Idea started in 2017
“It started at the Eurotox meeting in 2017,” Gafner said during an interview at the recent Expo West trade show. “At that time it was sort of throwing out an idea to have a group of scientist come together to get better tools.”
Gafner said a more detailed plan was developed from that initiative at the meeting in Bratislava, in the Slovak Republic. The plan included the formation of a steering committee, which he was invited to join in the fall of 2018. After that, FDA signed on to the effort.
Botanical ingredients have long been an area of particular concern for FDA. There are many hundreds of these ingredients on the market, though many are not big sellers. But for many of these ingredients, there is limited safety information.
The safety of botanical ingredients overall is not generally in question. These ingredients have been on the market for decades with a relatively minuscule number of adverse events. And some of those can be attributed to ingredients that are ‘botanical’ only in name, such as some of the synthetic stimulant-like ingredients in sports products that claim shadowy antecedents in one plant or another.
More predictive tools needed
Nevertheless, this is a rearward facing view. For botanical ingredients, similar to mutual funds, past performance is no guarantee of future success (or safety).
“The goal of the committee is to have better, validated and more predictive tools to assess the safety of botanicals,” Gafner said.
“By no means do we want to disregard the historical record. But there are new ingredients that have never been assessed. But there may be modifications to certain herbals or plants that used to be taken in a certain way and now manufacturers want to make modifications. Those would be good candidates for these new tools,” he said.
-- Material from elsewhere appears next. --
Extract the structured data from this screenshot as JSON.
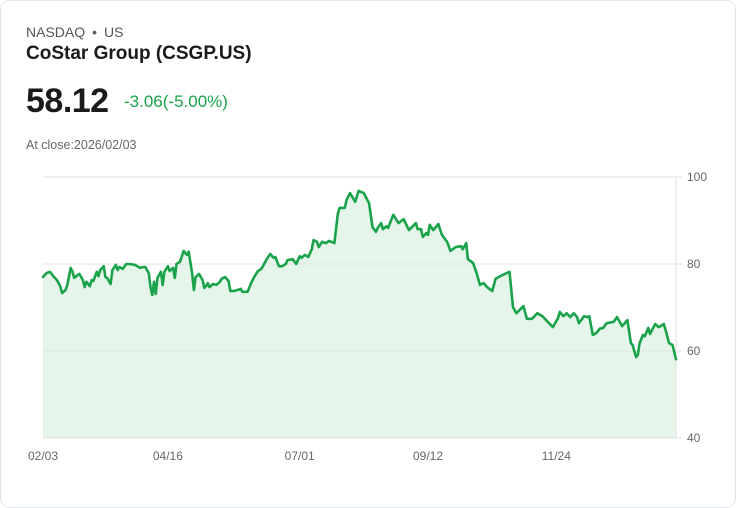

One group that is particular unswayed by a history of safe use is healthcare practitioners. They make their judgements about what’s safe for their patients based on the kind of data that is developed in drug trials.
“There are certain consumers groups that we don’t have a lot of data on. For example, infants and pregnant women. I have seen that health care professionals are really interested in have data to support the safety of botanical ingredients in these populations,” he said.
Gafner said the wide variety of safety information that will be needed to develop truly predictive tools means it's hard to predict when the effort will bear fruit.